MinYS: Mine Your Symbiont by targeted genome assembly in symbiotic communities Guyomar C, Delage W, Legeai F, Mougel C, Simon JC, Lemaitre C BioRxiv 2019, doi:10.1101/2019.12.13.875021
Note: the scripts are intended to be run on the GenOuest computing cluster, they can easily be adapted to other HPC systems.
Cloning this repository will generate a suitable directory structure :
./data
contains reference genomes, and paths to the datasets on the GenOuest cluster. (see data/README.md)./scripts
contrains the scripts to run the analyses. Some editing may be required to adapt to your environment.- By default, results will be stored in
./results
. Note that this folder already contains the results shown in the paper, in case one wants only to reproduce the figures or tables ithout running all the experiments (see results/README.md).

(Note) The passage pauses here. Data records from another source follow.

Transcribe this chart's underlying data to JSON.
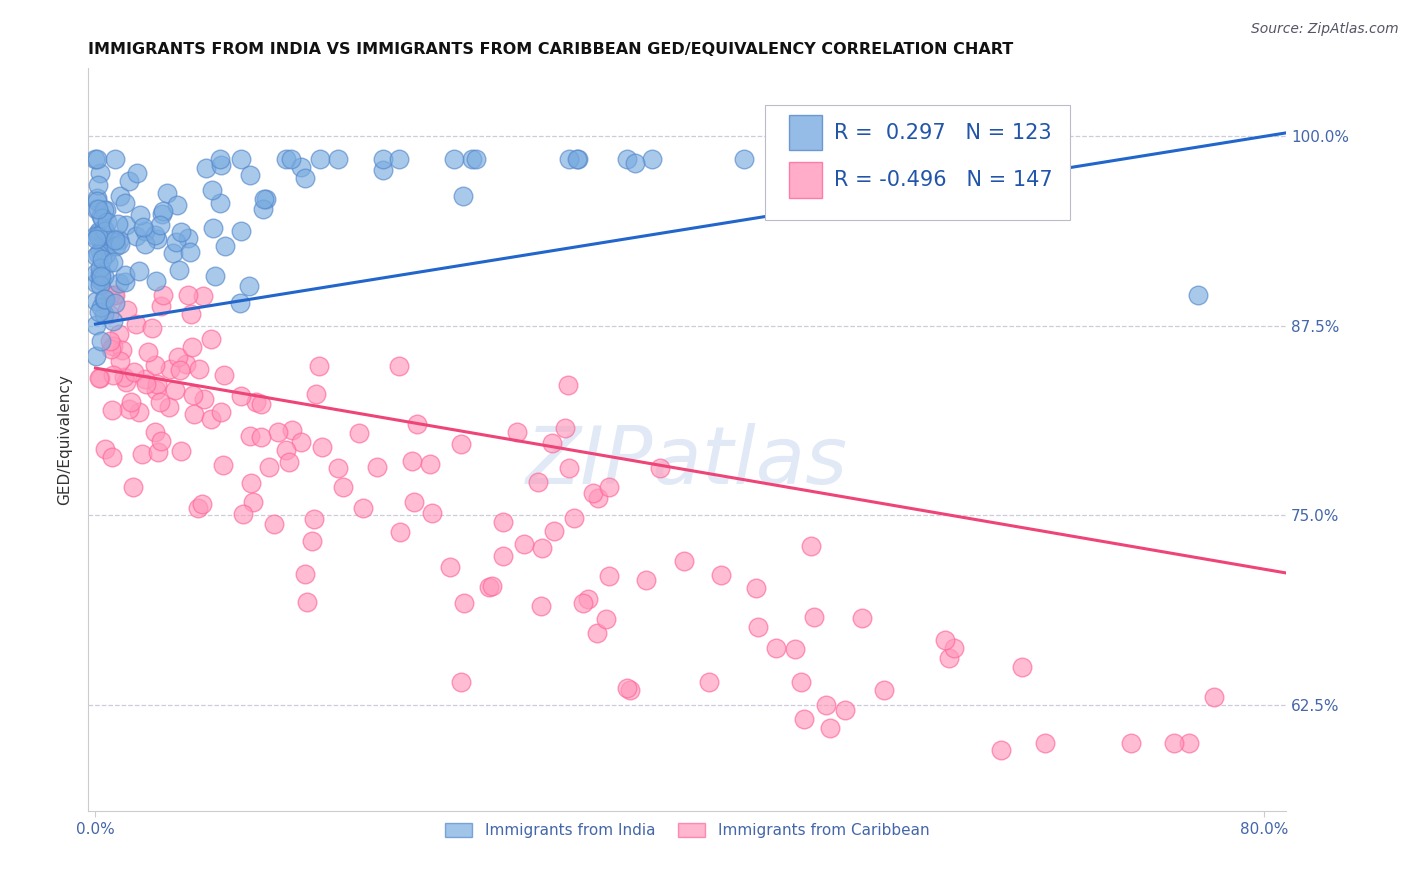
{
  "title": "IMMIGRANTS FROM INDIA VS IMMIGRANTS FROM CARIBBEAN GED/EQUIVALENCY CORRELATION CHART",
  "source_text": "Source: ZipAtlas.com",
  "ylabel": "GED/Equivalency",
  "ytick_labels": [
    "100.0%",
    "87.5%",
    "75.0%",
    "62.5%"
  ],
  "ytick_values": [
    1.0,
    0.875,
    0.75,
    0.625
  ],
  "ylim": [
    0.555,
    1.045
  ],
  "xlim": [
    -0.005,
    0.815
  ],
  "legend_india_r": "0.297",
  "legend_india_n": "123",
  "legend_carib_r": "-0.496",
  "legend_carib_n": "147",
  "india_color": "#7AACE0",
  "india_edge_color": "#5588CC",
  "carib_color": "#FF99BB",
  "carib_edge_color": "#FF6699",
  "india_trend_color": "#2266CC",
  "carib_trend_color": "#EE4477",
  "background_color": "#FFFFFF",
  "watermark_text": "ZIPatlas",
  "watermark_color": "#C8D8EE",
  "title_fontsize": 11.5,
  "axis_label_fontsize": 11,
  "tick_fontsize": 11,
  "legend_fontsize": 15,
  "source_fontsize": 10,
  "india_trend_x0": 0.0,
  "india_trend_y0": 0.876,
  "india_trend_x1": 0.815,
  "india_trend_y1": 1.002,
  "carib_trend_x0": 0.0,
  "carib_trend_y0": 0.847,
  "carib_trend_x1": 0.815,
  "carib_trend_y1": 0.712
}
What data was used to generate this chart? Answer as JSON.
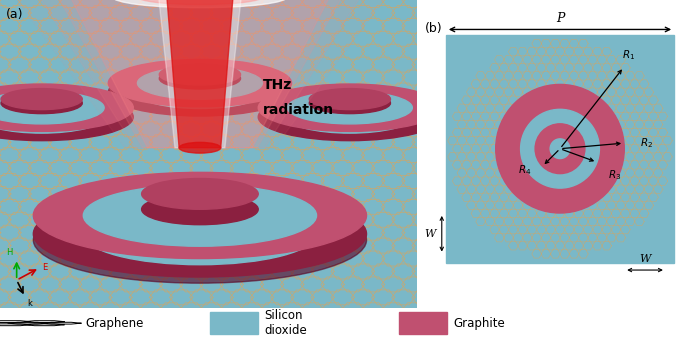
{
  "fig_width": 7.0,
  "fig_height": 3.42,
  "dpi": 100,
  "panel_a_label": "(a)",
  "panel_b_label": "(b)",
  "thz_text_line1": "THz",
  "thz_text_line2": "radiation",
  "sio2_color": "#7ab8c8",
  "graphite_color": "#c05070",
  "graphite_dark": "#8b2040",
  "graphite_mid": "#b04060",
  "graphene_hex_color": "#c8a870",
  "graphene_hex_edge": "#a08040",
  "p_label": "P",
  "w_label": "W",
  "legend_graphene_label": "Graphene",
  "legend_sio2_label": "Silicon\ndioxide",
  "legend_graphite_label": "Graphite",
  "panel_a_bg": "#7ab8c8",
  "beam_red": "#dd1111",
  "beam_pink": "#ff9999",
  "white": "#ffffff"
}
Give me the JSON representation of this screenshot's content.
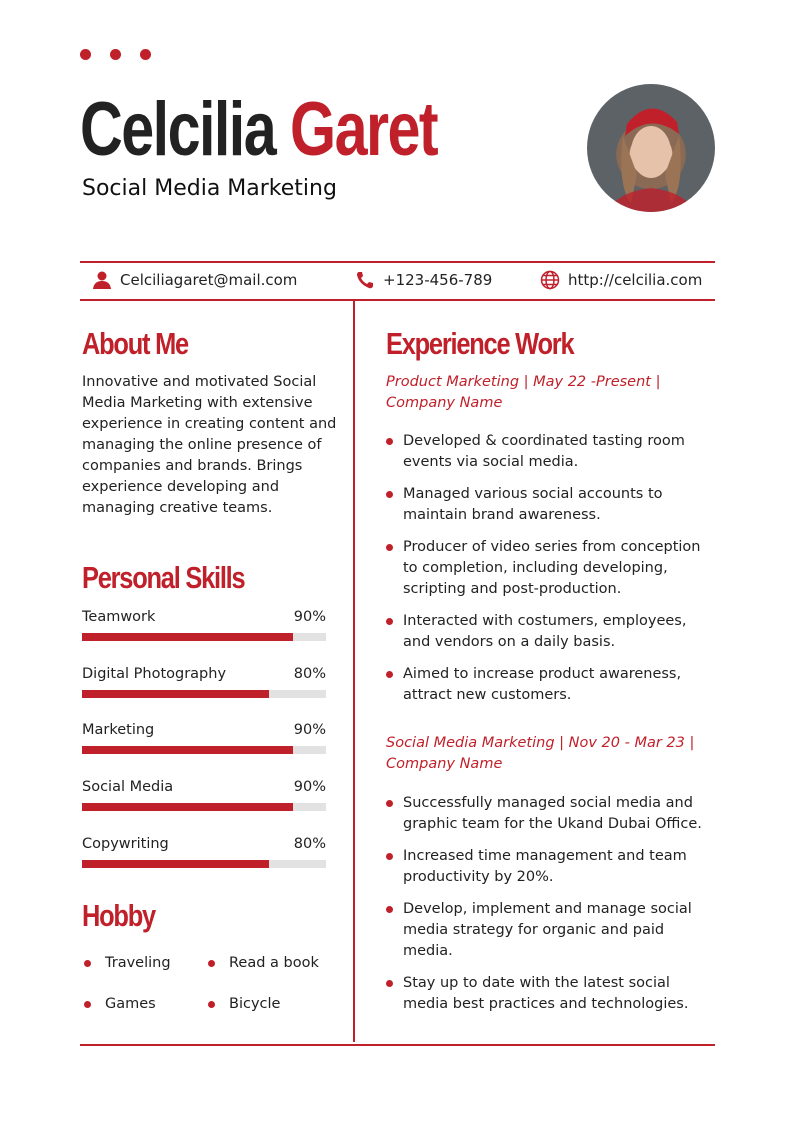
{
  "header": {
    "first_name": "Celcilia",
    "last_name": "Garet",
    "role": "Social Media Marketing"
  },
  "contact": {
    "email": "Celciliagaret@mail.com",
    "phone": "+123-456-789",
    "website": "http://celcilia.com"
  },
  "about": {
    "title": "About Me",
    "text": "Innovative and motivated Social Media Marketing with extensive experience in creating content and managing the online presence of companies and brands. Brings experience developing and managing creative teams."
  },
  "skills": {
    "title": "Personal Skills",
    "items": [
      {
        "label": "Teamwork",
        "percent": "90%",
        "value": 90
      },
      {
        "label": "Digital Photography",
        "percent": "80%",
        "value": 80
      },
      {
        "label": "Marketing",
        "percent": "90%",
        "value": 90
      },
      {
        "label": "Social Media",
        "percent": "90%",
        "value": 90
      },
      {
        "label": "Copywriting",
        "percent": "80%",
        "value": 80
      }
    ]
  },
  "hobby": {
    "title": "Hobby",
    "items": [
      "Traveling",
      "Read a book",
      "Games",
      "Bicycle"
    ]
  },
  "experience": {
    "title": "Experience Work",
    "jobs": [
      {
        "heading": "Product Marketing | May 22 -Present | Company Name",
        "bullets": [
          "Developed & coordinated tasting room events via social media.",
          "Managed various social accounts to maintain brand awareness.",
          "Producer of video series from conception to completion, including developing, scripting and post-production.",
          "Interacted with costumers, employees, and vendors on a daily basis.",
          "Aimed to increase product awareness, attract new customers."
        ]
      },
      {
        "heading": "Social Media Marketing | Nov 20 - Mar 23 | Company Name",
        "bullets": [
          "Successfully managed social media and graphic team for the Ukand Dubai Office.",
          "Increased time management and team productivity by 20%.",
          "Develop, implement and manage social media strategy for organic and paid media.",
          "Stay up to date with the latest social media best practices and technologies."
        ]
      }
    ]
  },
  "colors": {
    "accent": "#c0202a"
  }
}
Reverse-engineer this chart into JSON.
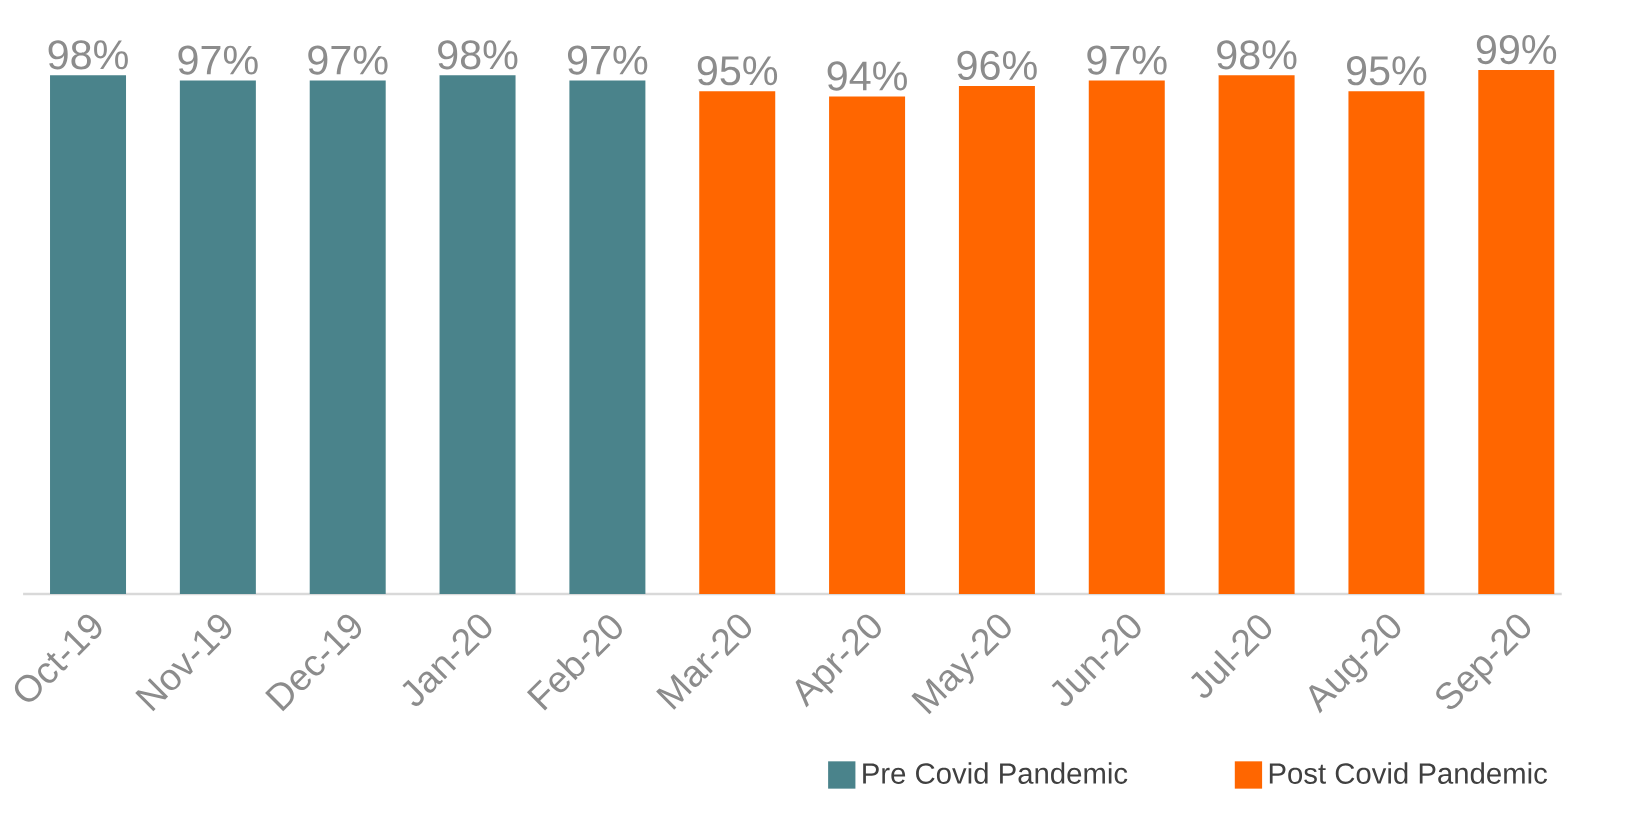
{
  "chart_data": {
    "type": "bar",
    "categories": [
      "Oct-19",
      "Nov-19",
      "Dec-19",
      "Jan-20",
      "Feb-20",
      "Mar-20",
      "Apr-20",
      "May-20",
      "Jun-20",
      "Jul-20",
      "Aug-20",
      "Sep-20"
    ],
    "series": [
      {
        "name": "Pre Covid Pandemic",
        "color": "#4a838b",
        "values": [
          98,
          97,
          97,
          98,
          97,
          null,
          null,
          null,
          null,
          null,
          null,
          null
        ],
        "value_labels": [
          "98%",
          "97%",
          "97%",
          "98%",
          "97%",
          null,
          null,
          null,
          null,
          null,
          null,
          null
        ]
      },
      {
        "name": "Post Covid Pandemic",
        "color": "#ff6600",
        "values": [
          null,
          null,
          null,
          null,
          null,
          95,
          94,
          96,
          97,
          98,
          95,
          99
        ],
        "value_labels": [
          null,
          null,
          null,
          null,
          null,
          "95%",
          "94%",
          "96%",
          "97%",
          "98%",
          "95%",
          "99%"
        ]
      }
    ],
    "legend": "bottom right"
  }
}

When not used on the GenOuest cluster, pea aphid sequencing data must be downloaded from SRA and fof files have to be updated with the resulting file paths. All SRA identifiers are given in the file data/sra_identifiers.tsv.
-
MinYS :
conda install -c bioconda minys=1.1
-
Megahit :
conda install -c bioconda megahit=1.1.2
-
Metacompass : Metacompass is not available as a conda environment. Please follow the documentation. The experiments described in the paper were performed using the development version at commit
3d187c64324034b7d579e6b6cfe1b366ad94e7a6
(9/04/2019) -
Quast (assembly evaluation) :
conda install -c bioconda conda=5.0.2
These scripts will submit targetted assembly jobs for: each sample ./results/
folder.
All the MinYS jobs can be run by executing:
./scripts/MinYS/submit_all_minys.sh
The script will:
- read files of files in
data/files_of_files/
, - evaluate whether it is a pool or individual sequencing,
- and submit 4 MinYS jobs (for the 4 reference genomes).
For comparison with other approaches, the output of MinYS was further analyzed. This notably includes the enumeration and comparison of genomic paths extracted from the output gfa file, as described in the paper.
./scripts/MinYS/post_analysis.sh
# run Metacompass
./scripts/Metacompass/submit_all_metacompass.sh
# contig filtering with blast using the different reference genomes.
./scripts/Metacompass/blast_metacompass_contigs.sh
# run Megahit
./scripts/Megahit/submit_all_megahit.sh
# contig filtering with blast using the different reference genomes.
./scripts/Megahit/blast_megahit_all.sh
To evaluate all obtained targetted assemblies, the first step is to run quast on all assembly runs:
./scripts/run_quast.sh
Tables and Figure 2 of the paper can be reproduced using R, as described in tables_and_figures.Rmd
In the paper, we demonstrated the ability of MinYS to recover structural variants coexisting in a metagenomic sample. To do so a synthetic dataset was produced in which simulated reads from a rearranged B. aphidicola genome were added to a real pea aphid re-sequencing sample, simulating the coexistence in a metagenomic dataset of two strains with structural variations (here 20 deletions with size between 300 bp and 20 Kb).
The whole protocol is described in scripts/strain_coexistence.md.